Nur wenn sich das Schweizer Produkterecht dem sich entwickelnden EU-Recht anpasst, kann das System funktionieren. Zudem muss der Gemischte Ausschuss die Äquivalenz der Schweizer Vorschriften anerkennen, und das Abkommen muss aufdatiert werden, sobald es für betroffene Produkte neues EU-Recht gibt.

Seit dem Abschluss des MRA im Rahmen der Bilateralen I im Jahr 1999 nahm der Gemischte Ausschuss solche Änderungen immer wieder vor, und zwar freiwillig: Das Abkommen zwingt nicht zum Aufdatieren. Eine Pflicht wäre erst mit dem Institutionellen Rahmenabkommen eingeführt worden.

In der Schweiz wird behauptet, die EU verletze damit ihre Rechtspflicht. Das ist falsch.

Die Wirren um das Rahmenabkommen haben nun aber dazu geführt, dass die EU ein umfassendes Aufdatieren des Kapitels über die Medizinprodukte verweigert. In der Schweiz wird behauptet, die EU verletze damit ihre Rechtspflicht. Das ist falsch. Umgekehrt ist die Schweiz auch nicht verpflichtet, das bestehende Freizügigkeitsabkommen zu erweitern, etwa indem sie der Unionsbürgerrichtlinie zustimmt.

Auch das in der öffentlichen Diskussion erwähnte Welthandelsrecht dürfte der Schweiz nicht helfen. Im Gegenteil, es gibt unter juristischen Fachleuten sogar namhafte Stimmen, welche die grundsätzliche Vereinbarkeit von MRA-Abkommen mit dem WTO-Recht verneinen.

Jetzt stellt sich die EU auf den Standpunkt, dass schweizerische Bescheinigungen in der EU nicht mehr gültig sind – und zwar auch nicht im Rahmen einer Übergangsbestimmung, welche im Jahr 2017 ins MRA-Abkommen eingefügt wurde. Zu diesem Punkt liesse sich allenfalls argumentieren, die EU verletze Völkerrecht, indem sie mit ihrem Verhalten und unter Einsatz von eigenem, neuem Recht dem Geist des MRA zuwiderhandle. Aber selbst wenn dieses Argument inhaltlich überzeugt, so lässt es sich rechtlich kaum durchsetzen, denn das jetzige bilaterale Recht stellt dafür kein Instrument zur Verfügung. Auch hier hätte das Rahmenabkommen eine griffigere Regelung geschaffen.

Die Schweiz wies eine Übergangslösung offenbar als ungenügend zurück.

Den Preis für die heutige Situation zahlt die schweizerische Medizintechnikbranche. Ohne Erneuerung des MRA-Abkommens können Schweizer Zertifizierungsstellen keine Bescheinigungen mehr ausstellen. Schweizer Hersteller müssen für den Export einen «Bevollmächtigten» in einem EU-Land bestimmen. Dieser muss nach EU-Recht die Verbindungen zu den Behörden sicherstellen und die Produktehaftung garantieren. Das bedeutet zusätzlichen Aufwand. Zudem zeigen die neuesten Erfahrungen, dass sich praktische Schwierigkeiten sogar in diesem Fall einstellen können.

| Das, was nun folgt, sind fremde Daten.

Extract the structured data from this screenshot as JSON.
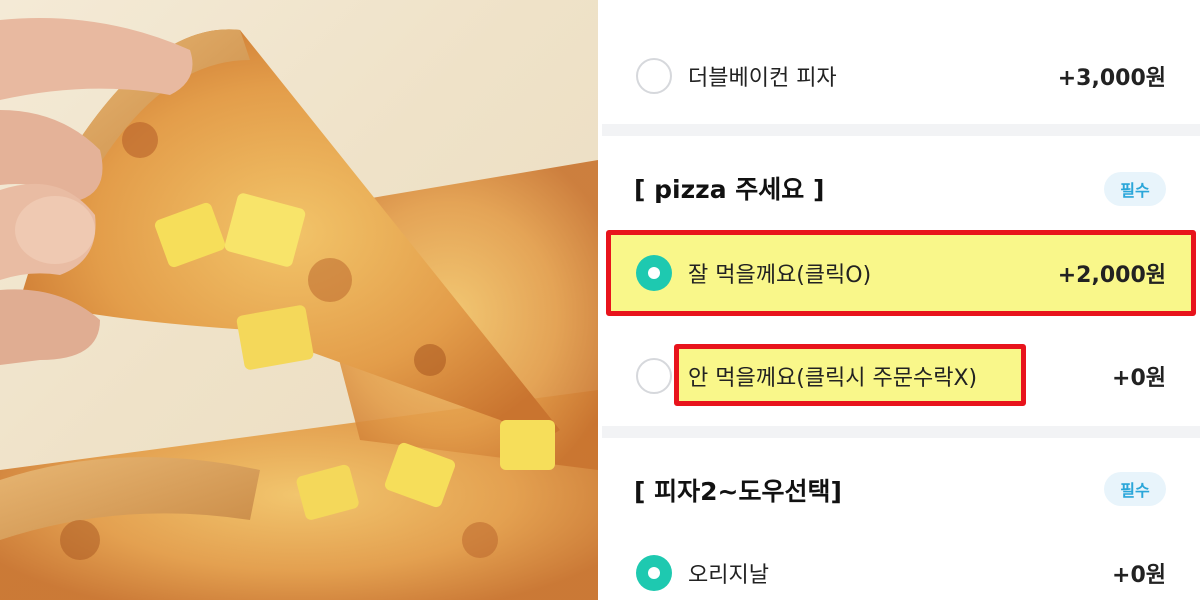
{
  "menu": {
    "option_double_bacon": {
      "label": "더블베이컨 피자",
      "price": "+3,000원"
    },
    "section_pizza": {
      "title": "[ pizza 주세요 ]",
      "badge": "필수"
    },
    "option_eat": {
      "label": "잘 먹을께요(클릭O)",
      "price": "+2,000원",
      "selected": true
    },
    "option_not_eat": {
      "label": "안 먹을께요(클릭시 주문수락X)",
      "price": "+0원",
      "selected": false
    },
    "section_dough": {
      "title": "[ 피자2~도우선택]",
      "badge": "필수"
    },
    "option_original": {
      "label": "오리지날",
      "price": "+0원",
      "selected": true
    }
  },
  "colors": {
    "accent": "#1ec9b0",
    "highlight_border": "#e8141c",
    "highlight_fill": "#f9f78a",
    "badge_text": "#2aa6d9"
  }
}
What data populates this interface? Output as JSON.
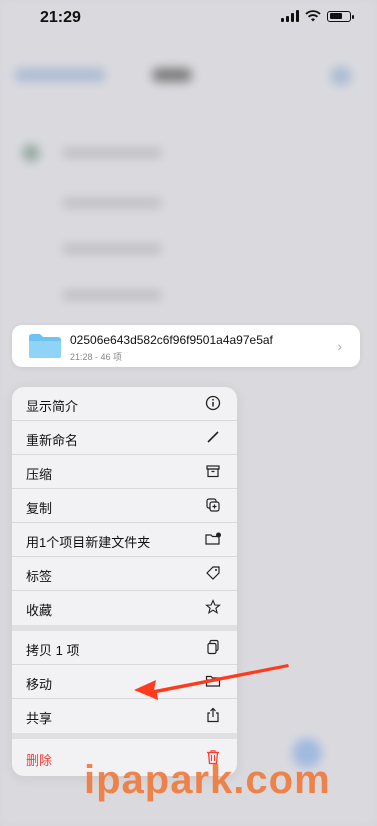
{
  "status": {
    "time": "21:29"
  },
  "preview": {
    "name": "02506e643d582c6f96f9501a4a97e5af",
    "meta": "21:28 - 46 项"
  },
  "menu": {
    "items": [
      {
        "label": "显示简介",
        "icon": "info-icon"
      },
      {
        "label": "重新命名",
        "icon": "pencil-icon"
      },
      {
        "label": "压缩",
        "icon": "archive-box-icon"
      },
      {
        "label": "复制",
        "icon": "duplicate-icon"
      },
      {
        "label": "用1个项目新建文件夹",
        "icon": "folder-badge-icon"
      },
      {
        "label": "标签",
        "icon": "tag-icon"
      },
      {
        "label": "收藏",
        "icon": "star-icon"
      },
      {
        "label": "拷贝 1 项",
        "icon": "copy-docs-icon"
      },
      {
        "label": "移动",
        "icon": "folder-icon"
      },
      {
        "label": "共享",
        "icon": "share-icon"
      },
      {
        "label": "删除",
        "icon": "trash-icon"
      }
    ]
  },
  "colors": {
    "accent_danger": "#ff3b30",
    "annotation_arrow": "#ff3b1f",
    "watermark": "#f0793a",
    "folder": "#6fc3f2"
  },
  "watermark": "ipapark.com"
}
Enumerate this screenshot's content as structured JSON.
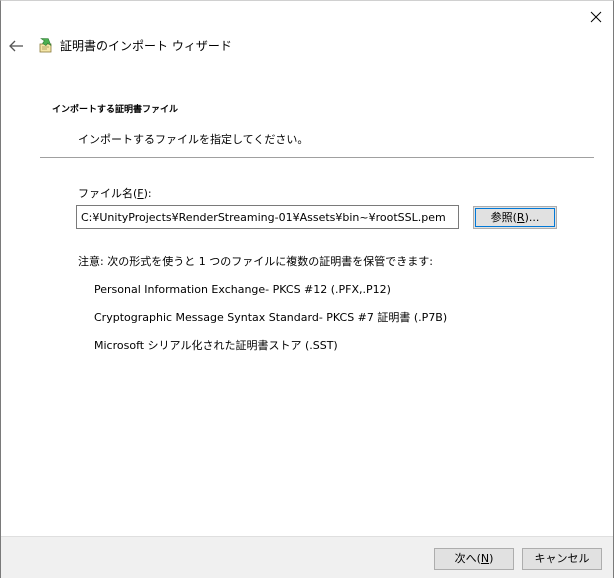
{
  "window": {
    "close_glyph": "✕"
  },
  "header": {
    "back_icon": "back-arrow-icon",
    "wizard_icon": "certificate-import-icon",
    "title": "証明書のインポート ウィザード"
  },
  "section": {
    "heading": "インポートする証明書ファイル",
    "description": "インポートするファイルを指定してください。"
  },
  "file": {
    "label_prefix": "ファイル名(",
    "label_accel": "F",
    "label_suffix": "):",
    "value": "C:¥UnityProjects¥RenderStreaming-01¥Assets¥bin~¥rootSSL.pem",
    "browse_prefix": "参照(",
    "browse_accel": "R",
    "browse_suffix": ")..."
  },
  "note": "注意: 次の形式を使うと 1 つのファイルに複数の証明書を保管できます:",
  "formats": [
    "Personal Information Exchange- PKCS #12 (.PFX,.P12)",
    "Cryptographic Message Syntax Standard- PKCS #7 証明書 (.P7B)",
    "Microsoft シリアル化された証明書ストア (.SST)"
  ],
  "footer": {
    "next_prefix": "次へ(",
    "next_accel": "N",
    "next_suffix": ")",
    "cancel_label": "キャンセル"
  },
  "colors": {
    "focus_ring": "#0078d7",
    "button_face": "#e1e1e1",
    "footer_bg": "#f0f0f0",
    "icon_green": "#4caf50"
  }
}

Die EU hatte eine Übergangsregelung angeboten, die das Problem vorläufig entschärft hätte. Die Schweiz wies diese Lösung offenbar als ungenügend zurück. Es bleibt zu hoffen, dass man sich doch noch einigt und die bereits eingetretenen Schäden dadurch wenigstens gemildert werden können.